Same screen. Same question. Before and after eight rounds of prompt tuning:

A MoonPay bank selection screen — Select your bank, two linked accounts, and an info card explaining withdrawal limitations
The screen both versions were asked to review.
Prompt

Before: "what do you think of this view?"

Prompt

After: "what do you think of this view?"

The before version produced 22 bullet points covering every element on screen — missing states, loading spinners, colour contrast, touch targets. Generic observations applicable to almost any screen. It name-dropped the Von Restorff Effect. It suggested adding haptic feedback. None of it was wrong. But none of it identified the actual problem with the design.

The after version asked three questions and within two turns had identified the core issue: the screen frames a security feature as a limitation. "Select your bank" sets an expectation of choice, then the info card contradicts it. The fix isn't a missing loading state — it's reframing the mental model entirely. That's the difference between an auditor and a thinking partner.


Quiet Adoption

The tool wasn't mandated. It was announced, made available, left to find its own audience.

Adoption was fast — mostly because the content governance plugin had primed the team. The ruleset was the same; the plugin was just more intelligent, assessing the full canvas context rather than text in isolation. Designers quietly started opening it alongside their work. It replaced the screenshot-to-ChatGPT habit most of them already had.
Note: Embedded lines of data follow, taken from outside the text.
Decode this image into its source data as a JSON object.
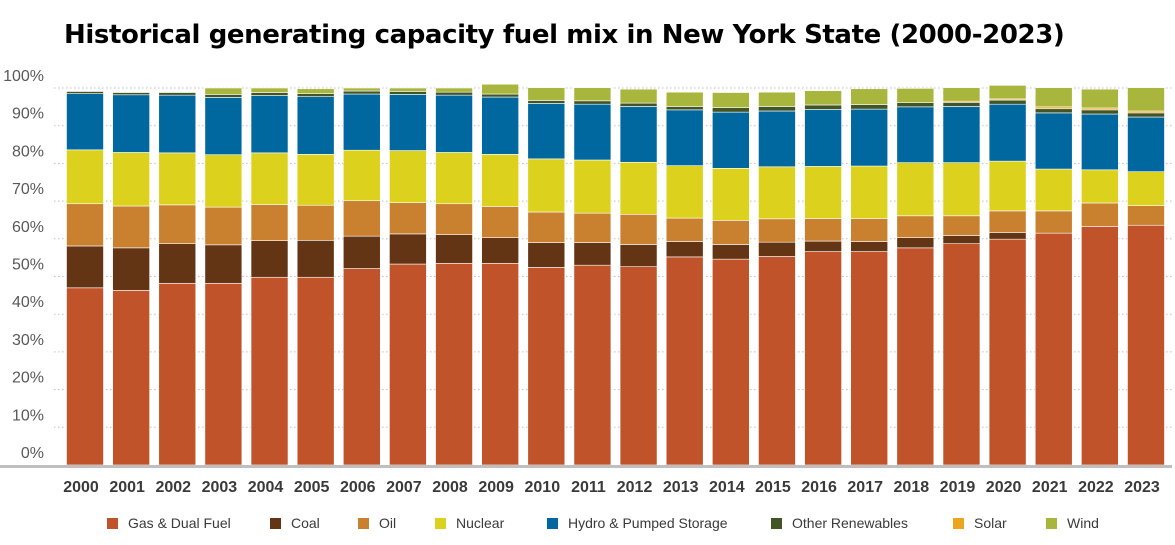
{
  "chart_data": {
    "type": "bar",
    "stacked": true,
    "title": "Historical generating capacity fuel mix in New York State (2000-2023)",
    "xlabel": "",
    "ylabel": "",
    "ylim": [
      0,
      100
    ],
    "y_tick_labels": [
      "0%",
      "10%",
      "20%",
      "30%",
      "40%",
      "50%",
      "60%",
      "70%",
      "80%",
      "90%",
      "100%"
    ],
    "grid": true,
    "legend_position": "bottom",
    "categories": [
      "2000",
      "2001",
      "2002",
      "2003",
      "2004",
      "2005",
      "2006",
      "2007",
      "2008",
      "2009",
      "2010",
      "2011",
      "2012",
      "2013",
      "2014",
      "2015",
      "2016",
      "2017",
      "2018",
      "2019",
      "2020",
      "2021",
      "2022",
      "2023"
    ],
    "series": [
      {
        "name": "Gas & Dual Fuel",
        "color": "#c0532a",
        "values": [
          47,
          46.3,
          48.2,
          48.2,
          49.8,
          49.8,
          52.1,
          53.3,
          53.5,
          53.5,
          52.4,
          53,
          52.6,
          55.2,
          54.6,
          55.3,
          56.6,
          56.6,
          57.6,
          58.7,
          59.9,
          61.5,
          63.3,
          63.6
        ]
      },
      {
        "name": "Coal",
        "color": "#643514",
        "values": [
          11.1,
          11.3,
          10.5,
          10.2,
          9.7,
          9.8,
          8.6,
          8,
          7.6,
          6.8,
          6.6,
          6,
          5.9,
          4.1,
          3.9,
          3.8,
          2.8,
          2.7,
          2.7,
          2.2,
          1.8,
          0,
          0,
          0
        ]
      },
      {
        "name": "Oil",
        "color": "#c9802f",
        "values": [
          11.2,
          11.1,
          10.3,
          10,
          9.6,
          9.3,
          9.4,
          8.3,
          8.2,
          8.3,
          8.1,
          7.8,
          8,
          6.2,
          6.4,
          6.2,
          6,
          6.1,
          5.8,
          5.2,
          5.7,
          5.9,
          6.2,
          5.2
        ]
      },
      {
        "name": "Nuclear",
        "color": "#dcd21e",
        "values": [
          14.3,
          14.2,
          13.8,
          13.9,
          13.7,
          13.5,
          13.4,
          13.8,
          13.6,
          13.8,
          14.1,
          14.1,
          13.8,
          13.9,
          13.8,
          13.8,
          13.8,
          13.9,
          14.1,
          14.1,
          13.2,
          11.1,
          8.8,
          9
        ]
      },
      {
        "name": "Hydro & Pumped Storage",
        "color": "#00679f",
        "values": [
          14.9,
          15.3,
          15.3,
          15.2,
          15.2,
          15.3,
          14.9,
          14.9,
          15.2,
          15.2,
          14.7,
          14.8,
          14.8,
          14.8,
          14.9,
          14.8,
          15.1,
          15.1,
          14.8,
          14.9,
          15.1,
          14.9,
          14.8,
          14.5
        ]
      },
      {
        "name": "Other Renewables",
        "color": "#435527",
        "values": [
          0.6,
          0.6,
          0.7,
          0.8,
          0.8,
          0.8,
          0.8,
          0.8,
          0.8,
          0.8,
          0.8,
          0.9,
          0.9,
          0.9,
          1.2,
          1.2,
          1.2,
          1.2,
          1.1,
          1.1,
          1.1,
          1.1,
          1.1,
          1.1
        ]
      },
      {
        "name": "Solar",
        "color": "#eba51f",
        "values": [
          0,
          0,
          0,
          0,
          0,
          0,
          0,
          0,
          0,
          0,
          0,
          0,
          0,
          0,
          0,
          0,
          0,
          0,
          0,
          0.3,
          0.3,
          0.5,
          0.5,
          0.5
        ]
      },
      {
        "name": "Wind",
        "color": "#a8b63e",
        "values": [
          0.1,
          0.2,
          0.2,
          1.7,
          1.2,
          1.3,
          0.8,
          0.9,
          1.1,
          2.6,
          3.4,
          3.5,
          3.7,
          3.8,
          4,
          3.8,
          3.8,
          4.2,
          3.8,
          3.6,
          3.6,
          5.1,
          5,
          6.2
        ]
      }
    ]
  }
}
Async feedback in Slack and Figma comments started happening more. People were unstuck. Conversations that used to wait for crit now surfaced in-flow. The pace of work shifted organically — incrementally, in a way you didn't really notice until you did.

A few PMs working on side missions asked for access. They were seeing craft elevation from the designers they worked with and wanted to level up their own work — copy experiments, simple UX calls they'd otherwise need a designer for. The tool found a cross-functional audience without me pushing it there.

Design labs improved. People stopped getting hung up on low-level things that didn't matter. That wasn't because there weren't things to discuss — it was because the tool had already handled the pattern-matching, and designers arrived with sharper questions.

I can't say everyone used it, or that every designer got dramatically better. What I can say, from direct observation: it changed workflows, made people move quickly, and made conversations sharper. That's the honest evidence. The kind you see in the room, not on a dashboard.


Everyone a Level Above

The principle underneath all of this: it makes everyone a level above where they actually are.

Juniors get coaching without relying on senior availability. Many teams, even large design teams, don't hire juniors because they can't afford the coaching time. This is that coach. Mid-levels gain confidence — they stop second-guessing, make decisions backed by principles, move faster. Seniors catch blind spots they hadn't considered, not fundamental ones.

And then there are the people who aren't product designers at all. PMs, engineers, marketers with editor seats doing "product designy things" out of necessity. Giving these people a co-pilot is like giving a designer access to Claude Code. Genuine superpowers, if it works well.

It's not a gatekeeper. The designer has final say, always. The moment a tool like this feels like a gatekeeper, people stop using it. It's a thinking partner grounded in the product they're building — the design system, the content rules, the UX principles, the platform conventions. Not just a screenshot and a prayer.

It raises the floor so the ceiling is the only thing left to worry about.